I cry everyday.  Sometimes all day, sometimes just at night.  I don’t know exactly why I cry.  I just do.  I guess maybe because I never thought I’d be twice divorced with three kids.  Not really a life goal you know. 

I do know that I need to do something.  Actually many things to get better, to become who I can be, and what I should be.  Some of these things will hurt, emotionally, my ego, my pocketbook, and who knows what else, but these are things I must face.  To quit hiding and  just deal. 

Like I said during nursing school, when people always said, “I don’t know how you work full time and take care of three kids and study.”   Really, I didn’t think about it.  It’s something that needed to be done, and so I just did it.  I need to go back to that.  There are things that need to be done, and I just need to do it.
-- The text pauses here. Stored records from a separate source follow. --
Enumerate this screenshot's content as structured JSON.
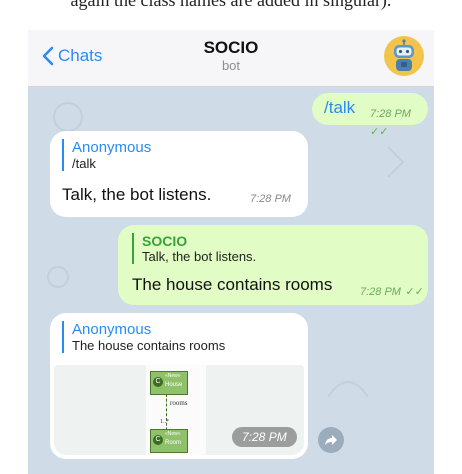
{
  "caption": "again the class names are added in singular).",
  "header": {
    "back_label": "Chats",
    "title": "SOCIO",
    "subtitle": "bot"
  },
  "messages": [
    {
      "text": "/talk",
      "time": "7:28 PM"
    },
    {
      "reply_name": "Anonymous",
      "reply_text": "/talk",
      "text": "Talk, the bot listens.",
      "time": "7:28 PM"
    },
    {
      "reply_name": "SOCIO",
      "reply_text": "Talk, the bot listens.",
      "text": "The house contains rooms",
      "time": "7:28 PM"
    },
    {
      "reply_name": "Anonymous",
      "reply_text": "The house contains rooms",
      "time": "7:28 PM",
      "diagram": {
        "class1_stereotype": "«New»",
        "class1_name": "House",
        "assoc_label": "rooms",
        "multiplicity": "1..*",
        "class2_stereotype": "«New»",
        "class2_name": "Room"
      }
    }
  ],
  "colors": {
    "accent": "#2a8bf2",
    "outgoing_bubble": "#e1fcc4",
    "chat_bg": "#cfdbe6"
  }
}
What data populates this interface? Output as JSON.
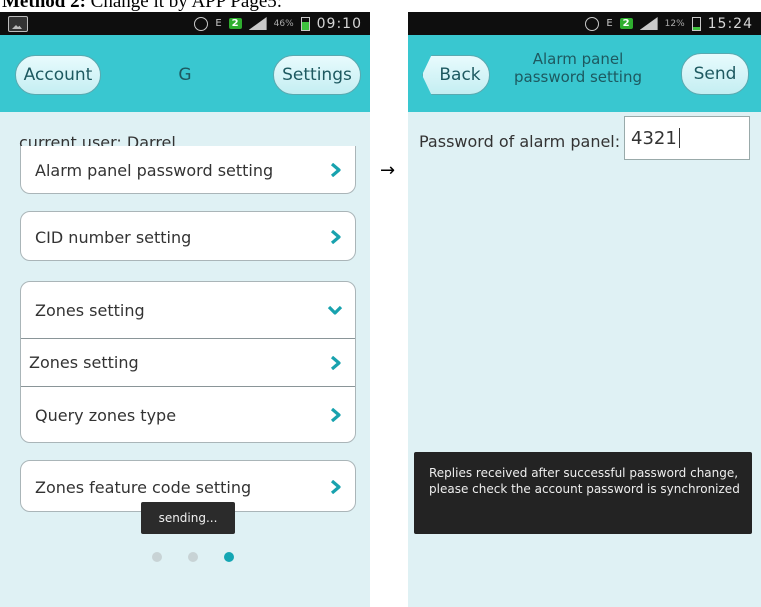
{
  "doc": {
    "heading_bold": "Method 2:",
    "heading_rest": " Change it by APP Page5:"
  },
  "arrow": "→",
  "left_screen": {
    "status_bar": {
      "time": "09:10",
      "battery_pct": "46%",
      "sim_badge": "2"
    },
    "app_bar": {
      "account_label": "Account",
      "title": "G",
      "settings_label": "Settings"
    },
    "current_user_label": "current user:",
    "current_user_name": "Darrel",
    "menu": {
      "alarm_password": "Alarm panel password setting",
      "cid_number": "CID number setting",
      "zones_group": "Zones setting",
      "zones_setting": "Zones setting",
      "query_zones_type": "Query zones type",
      "zones_feature_code": "Zones feature code setting"
    },
    "toast": "sending...",
    "pager": {
      "count": 3,
      "active_index": 2
    }
  },
  "right_screen": {
    "status_bar": {
      "time": "15:24",
      "battery_pct": "12%",
      "sim_badge": "2"
    },
    "app_bar": {
      "back_label": "Back",
      "title_line1": "Alarm panel",
      "title_line2": "password setting",
      "send_label": "Send"
    },
    "password_label": "Password of alarm panel:",
    "password_value": "4321",
    "toast": "Replies received after successful password change, please check the account password is synchronized"
  },
  "colors": {
    "app_bar": "#39c7d0",
    "screen_bg": "#dff1f4",
    "chevron": "#18a2ae",
    "pager_active": "#14a6b3"
  },
  "icons": [
    "image-icon",
    "alarm-clock-icon",
    "sim-icon",
    "signal-icon",
    "battery-icon",
    "chevron-right-icon",
    "chevron-down-icon",
    "back-arrow-icon"
  ]
}
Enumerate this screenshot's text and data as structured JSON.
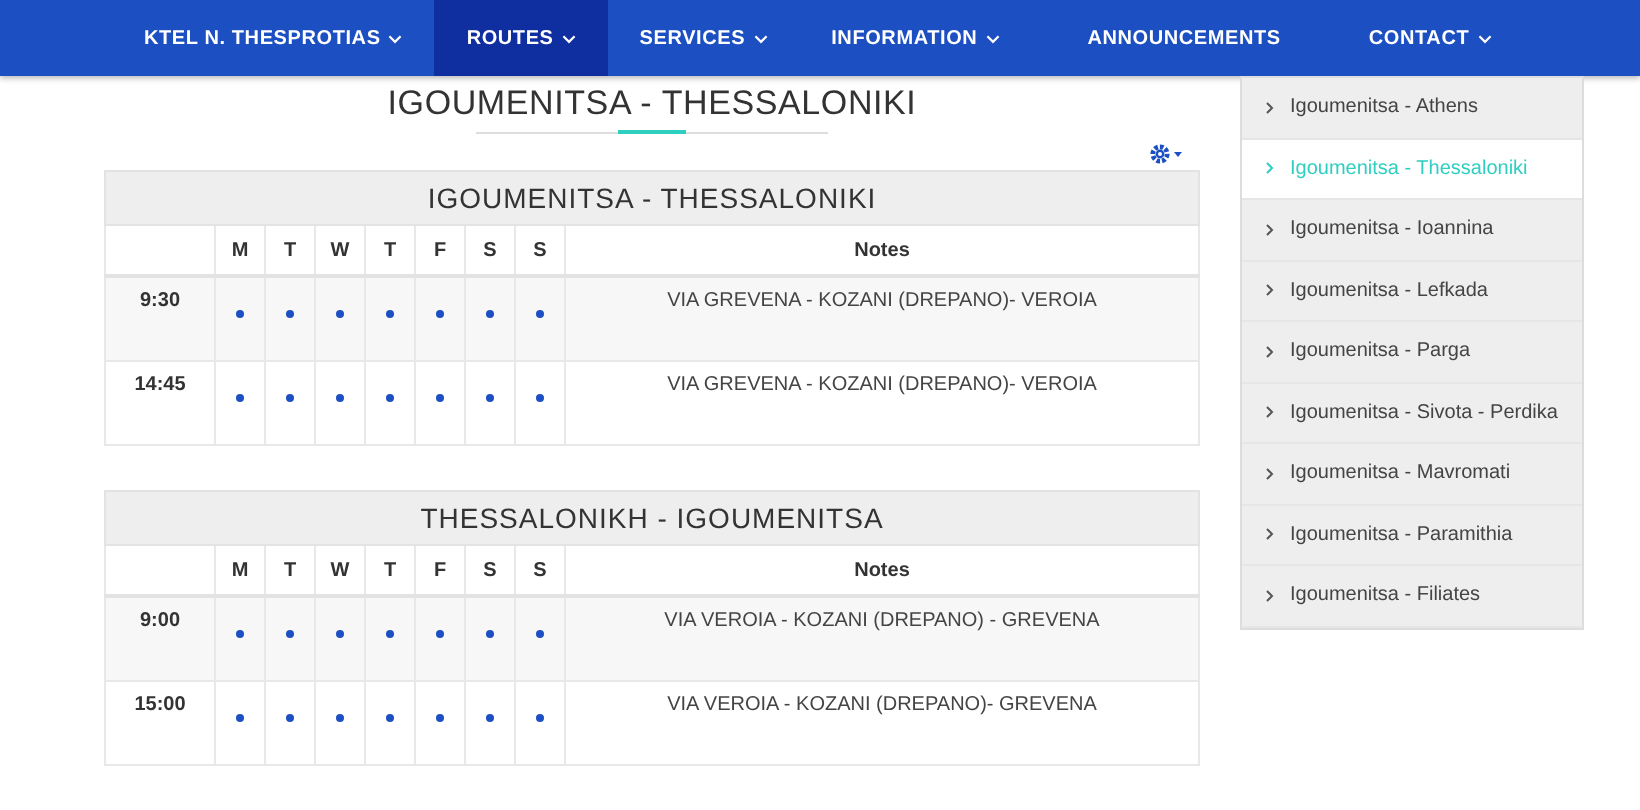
{
  "nav": [
    {
      "label": "KTEL N. THESPROTIAS",
      "dropdown": true,
      "selected": false
    },
    {
      "label": "ROUTES",
      "dropdown": true,
      "selected": true
    },
    {
      "label": "SERVICES",
      "dropdown": true,
      "selected": false
    },
    {
      "label": "INFORMATION",
      "dropdown": true,
      "selected": false
    },
    {
      "label": "ANNOUNCEMENTS",
      "dropdown": false,
      "selected": false
    },
    {
      "label": "CONTACT",
      "dropdown": true,
      "selected": false
    }
  ],
  "page_title": "IGOUMENITSA - THESSALONIKI",
  "timetables": [
    {
      "title": "IGOUMENITSA - THESSALONIKI",
      "days": [
        "M",
        "T",
        "W",
        "T",
        "F",
        "S",
        "S"
      ],
      "notes_header": "Notes",
      "rows": [
        {
          "time": "9:30",
          "runs": [
            true,
            true,
            true,
            true,
            true,
            true,
            true
          ],
          "notes": "VIA GREVENA - KOZANI (DREPANO)- VEROIA"
        },
        {
          "time": "14:45",
          "runs": [
            true,
            true,
            true,
            true,
            true,
            true,
            true
          ],
          "notes": "VIA GREVENA - KOZANI (DREPANO)- VEROIA"
        }
      ]
    },
    {
      "title": "THESSALONIKH - IGOUMENITSA",
      "days": [
        "M",
        "T",
        "W",
        "T",
        "F",
        "S",
        "S"
      ],
      "notes_header": "Notes",
      "rows": [
        {
          "time": "9:00",
          "runs": [
            true,
            true,
            true,
            true,
            true,
            true,
            true
          ],
          "notes": "VIA VEROIA - KOZANI (DREPANO) - GREVENA"
        },
        {
          "time": "15:00",
          "runs": [
            true,
            true,
            true,
            true,
            true,
            true,
            true
          ],
          "notes": "VIA VEROIA - KOZANI (DREPANO)- GREVENA"
        }
      ]
    }
  ],
  "sidebar": {
    "items": [
      {
        "label": "Igoumenitsa - Athens",
        "selected": false
      },
      {
        "label": "Igoumenitsa - Thessaloniki",
        "selected": true
      },
      {
        "label": "Igoumenitsa - Ioannina",
        "selected": false
      },
      {
        "label": "Igoumenitsa - Lefkada",
        "selected": false
      },
      {
        "label": "Igoumenitsa - Parga",
        "selected": false
      },
      {
        "label": "Igoumenitsa - Sivota - Perdika",
        "selected": false
      },
      {
        "label": "Igoumenitsa - Mavromati",
        "selected": false
      },
      {
        "label": "Igoumenitsa - Paramithia",
        "selected": false
      },
      {
        "label": "Igoumenitsa - Filiates",
        "selected": false
      }
    ]
  }
}
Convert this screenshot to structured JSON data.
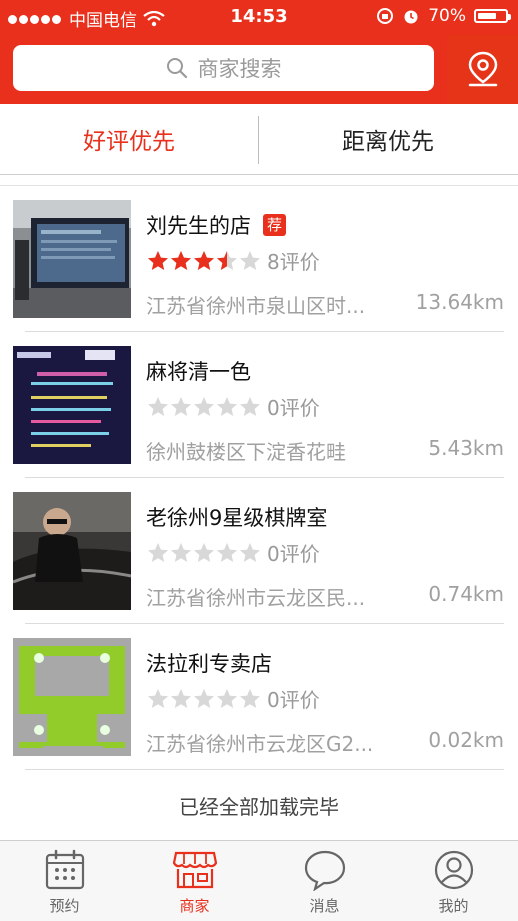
{
  "status_bar": {
    "carrier": "中国电信",
    "time": "14:53",
    "battery": "70%",
    "battery_level": 0.7
  },
  "search": {
    "placeholder": "商家搜索",
    "location_icon": "location-pin-icon"
  },
  "sort_tabs": [
    {
      "label": "好评优先",
      "active": true
    },
    {
      "label": "距离优先",
      "active": false
    }
  ],
  "colors": {
    "accent": "#e8301c",
    "star_filled": "#e8301c",
    "star_empty": "#d8d8d8",
    "muted_text": "#a0a0a0"
  },
  "shops": [
    {
      "name": "刘先生的店",
      "badge": "荐",
      "rating": 3.5,
      "reviews": "8评价",
      "address": "江苏省徐州市泉山区时...",
      "distance": "13.64km"
    },
    {
      "name": "麻将清一色",
      "badge": "",
      "rating": 0,
      "reviews": "0评价",
      "address": "徐州鼓楼区下淀香花畦",
      "distance": "5.43km"
    },
    {
      "name": "老徐州9星级棋牌室",
      "badge": "",
      "rating": 0,
      "reviews": "0评价",
      "address": "江苏省徐州市云龙区民...",
      "distance": "0.74km"
    },
    {
      "name": "法拉利专卖店",
      "badge": "",
      "rating": 0,
      "reviews": "0评价",
      "address": "江苏省徐州市云龙区G2...",
      "distance": "0.02km"
    }
  ],
  "list_footer": "已经全部加载完毕",
  "tab_bar": [
    {
      "label": "预约",
      "icon": "calendar-icon",
      "active": false
    },
    {
      "label": "商家",
      "icon": "storefront-icon",
      "active": true
    },
    {
      "label": "消息",
      "icon": "chat-bubble-icon",
      "active": false
    },
    {
      "label": "我的",
      "icon": "user-profile-icon",
      "active": false
    }
  ]
}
I need to let go.  I need to move on.  I need to find myself, who I know I found at least once this year.

I had contact with a friend the other night, that wanted to go out, but as fun as the idea sounded, I’m not the person I was at the beginning of this year.  I’m not the person he knows.  I’ve changed several times since then.  I’m changing now.

Thoughts, memories, hopes and dreams will always be in my heart, but I cannot sit and wait for hopes and dreams.  I must face reality.  The truth.  I need to pull myself out.  I need to be brave and climb out of my covers.   As someone said on my blog and a friend said tonight, I need to stop looking and waiting for what’s not there.